Boeing Co (NYSE:BA) continues to face financial stress amid the pandemic and now the company has said it will cut its 787 Dreamliner output by mid-2021. Greg Smith the company’s CFO said that the company trims output to five planes per month from six as previously planned as travel demand continues to suffer.
International travel demand remains low impacting 787 output
Smith said that international travel demand has dropped almost 90% since last year which has impacted wide-body markets demand. Last month the company didn’t deliver any wide-body jets and Smith confirmed that December shipments will continue to slow as Boeing inspects the aircraft for production flaws. The wide-body jets are vital in long-haul international travels which industry analysts predict to be the last to recover from the effects of the pandemic.
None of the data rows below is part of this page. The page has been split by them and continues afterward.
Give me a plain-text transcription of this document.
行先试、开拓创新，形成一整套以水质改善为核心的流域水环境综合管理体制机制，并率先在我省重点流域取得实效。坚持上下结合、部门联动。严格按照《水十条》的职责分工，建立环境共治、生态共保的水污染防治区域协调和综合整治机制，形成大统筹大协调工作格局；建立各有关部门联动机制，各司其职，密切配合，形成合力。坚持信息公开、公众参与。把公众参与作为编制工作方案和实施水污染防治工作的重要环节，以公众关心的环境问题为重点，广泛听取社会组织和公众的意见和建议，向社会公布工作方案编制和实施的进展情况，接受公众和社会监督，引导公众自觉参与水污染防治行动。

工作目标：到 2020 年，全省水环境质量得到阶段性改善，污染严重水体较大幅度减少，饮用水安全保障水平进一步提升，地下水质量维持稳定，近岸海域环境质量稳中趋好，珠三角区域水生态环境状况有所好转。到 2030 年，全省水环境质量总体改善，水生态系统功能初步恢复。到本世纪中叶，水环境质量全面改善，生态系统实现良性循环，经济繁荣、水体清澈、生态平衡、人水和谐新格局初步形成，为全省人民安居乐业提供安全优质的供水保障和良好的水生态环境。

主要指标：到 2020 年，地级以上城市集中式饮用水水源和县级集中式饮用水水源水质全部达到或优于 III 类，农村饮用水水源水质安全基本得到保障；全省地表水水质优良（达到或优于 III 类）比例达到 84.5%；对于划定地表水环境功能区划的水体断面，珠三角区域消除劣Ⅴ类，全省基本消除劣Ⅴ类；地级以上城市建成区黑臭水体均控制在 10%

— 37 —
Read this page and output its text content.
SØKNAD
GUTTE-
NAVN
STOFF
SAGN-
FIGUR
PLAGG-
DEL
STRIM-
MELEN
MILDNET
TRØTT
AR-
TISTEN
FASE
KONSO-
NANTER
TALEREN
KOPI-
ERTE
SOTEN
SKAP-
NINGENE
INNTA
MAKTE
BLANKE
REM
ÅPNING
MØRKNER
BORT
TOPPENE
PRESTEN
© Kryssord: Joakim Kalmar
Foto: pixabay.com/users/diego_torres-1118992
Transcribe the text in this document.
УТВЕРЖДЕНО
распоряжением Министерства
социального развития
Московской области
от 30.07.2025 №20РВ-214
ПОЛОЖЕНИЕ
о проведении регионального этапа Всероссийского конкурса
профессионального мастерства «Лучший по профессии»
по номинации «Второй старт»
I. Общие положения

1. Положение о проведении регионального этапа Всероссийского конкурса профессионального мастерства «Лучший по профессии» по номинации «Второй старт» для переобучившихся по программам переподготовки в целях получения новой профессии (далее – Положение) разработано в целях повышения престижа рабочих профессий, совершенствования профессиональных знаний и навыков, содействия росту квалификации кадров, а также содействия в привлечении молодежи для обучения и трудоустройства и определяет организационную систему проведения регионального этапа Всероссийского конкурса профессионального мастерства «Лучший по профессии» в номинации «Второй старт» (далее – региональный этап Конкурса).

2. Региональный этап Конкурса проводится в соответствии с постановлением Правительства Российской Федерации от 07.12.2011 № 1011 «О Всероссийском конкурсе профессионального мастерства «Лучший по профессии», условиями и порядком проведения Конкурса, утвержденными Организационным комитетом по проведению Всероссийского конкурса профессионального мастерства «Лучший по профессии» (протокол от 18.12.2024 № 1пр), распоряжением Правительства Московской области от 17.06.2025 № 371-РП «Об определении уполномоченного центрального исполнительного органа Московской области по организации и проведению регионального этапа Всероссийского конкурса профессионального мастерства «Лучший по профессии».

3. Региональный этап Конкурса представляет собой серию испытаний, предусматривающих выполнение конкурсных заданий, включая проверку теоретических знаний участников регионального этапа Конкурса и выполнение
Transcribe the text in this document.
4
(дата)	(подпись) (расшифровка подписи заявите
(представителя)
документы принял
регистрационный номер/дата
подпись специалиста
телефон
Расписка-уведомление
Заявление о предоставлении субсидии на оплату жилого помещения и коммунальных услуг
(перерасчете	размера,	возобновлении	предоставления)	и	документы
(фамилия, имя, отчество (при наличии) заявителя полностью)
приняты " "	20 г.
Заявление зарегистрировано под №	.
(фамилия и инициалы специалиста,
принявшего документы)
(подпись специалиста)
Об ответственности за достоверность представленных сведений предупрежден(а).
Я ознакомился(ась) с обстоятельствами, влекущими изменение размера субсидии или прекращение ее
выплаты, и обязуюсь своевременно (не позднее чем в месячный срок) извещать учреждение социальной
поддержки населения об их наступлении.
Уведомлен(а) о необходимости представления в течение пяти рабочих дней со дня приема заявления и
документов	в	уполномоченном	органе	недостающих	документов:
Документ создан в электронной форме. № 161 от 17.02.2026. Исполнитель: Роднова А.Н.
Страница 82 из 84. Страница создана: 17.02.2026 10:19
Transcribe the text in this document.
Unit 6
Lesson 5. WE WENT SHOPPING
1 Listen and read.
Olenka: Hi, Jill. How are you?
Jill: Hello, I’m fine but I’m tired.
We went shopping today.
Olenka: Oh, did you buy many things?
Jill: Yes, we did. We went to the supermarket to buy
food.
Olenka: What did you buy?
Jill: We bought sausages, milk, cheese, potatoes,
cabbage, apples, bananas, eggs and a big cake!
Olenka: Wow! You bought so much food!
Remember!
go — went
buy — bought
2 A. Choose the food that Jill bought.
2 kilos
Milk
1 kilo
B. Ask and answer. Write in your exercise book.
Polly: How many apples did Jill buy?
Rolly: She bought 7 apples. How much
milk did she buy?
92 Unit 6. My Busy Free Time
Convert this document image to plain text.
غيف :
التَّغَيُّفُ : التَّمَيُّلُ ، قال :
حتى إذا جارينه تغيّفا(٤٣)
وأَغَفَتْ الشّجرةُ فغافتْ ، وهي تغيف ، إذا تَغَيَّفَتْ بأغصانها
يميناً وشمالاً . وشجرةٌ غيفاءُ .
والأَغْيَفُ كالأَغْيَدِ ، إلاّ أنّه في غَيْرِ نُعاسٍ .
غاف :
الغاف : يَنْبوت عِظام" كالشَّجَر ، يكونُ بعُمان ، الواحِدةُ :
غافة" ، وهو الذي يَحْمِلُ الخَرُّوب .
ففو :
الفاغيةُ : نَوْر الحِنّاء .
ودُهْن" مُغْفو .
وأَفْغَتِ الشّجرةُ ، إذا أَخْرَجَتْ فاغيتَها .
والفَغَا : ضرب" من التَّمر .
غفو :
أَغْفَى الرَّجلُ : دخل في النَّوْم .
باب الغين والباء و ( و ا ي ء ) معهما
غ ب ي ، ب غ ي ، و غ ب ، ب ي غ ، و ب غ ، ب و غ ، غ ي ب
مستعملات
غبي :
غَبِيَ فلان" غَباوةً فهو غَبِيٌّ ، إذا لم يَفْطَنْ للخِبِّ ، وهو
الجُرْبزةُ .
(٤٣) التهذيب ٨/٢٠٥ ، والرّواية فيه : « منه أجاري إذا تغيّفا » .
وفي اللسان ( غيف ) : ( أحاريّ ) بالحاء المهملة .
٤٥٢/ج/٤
Dreamliners’ deliveries have been slower because of the inspections due to manufacturing issues the company reported in September. Smith said that they are taking more time to inspect the 7787s to ensure that they deliver the highest quality standards. In October in an earnings call, the manufacturer said that they expected a “big fourth quarter on 787 deliveries.”
The lower Dreamliner output and the need for the company to issue stock underlines the pressure Boeing faces even as the beleaguered 737 Max resumes operations from 20-month grounding. Last month the Federal Aviation Administration lifted restrictions on the 737 Max after a series of upgrades. The 737 Max was grounded in March 2019 after two fatal crashes.
Boeing focusing on repaying its debt
At the beginning of this year, the company took a $30 billion debt to bolster its liquidity as COVID-19 swept the globe gutting air travel and new aircraft demand. Smith said that in terms of capital deployment the company focuses on paying down the debt. He added that as much as the company will continue investing in the business they need to get the debt balance down. For now, the company has adequate cash reserves to see it through the pandemic until vaccines become widely available.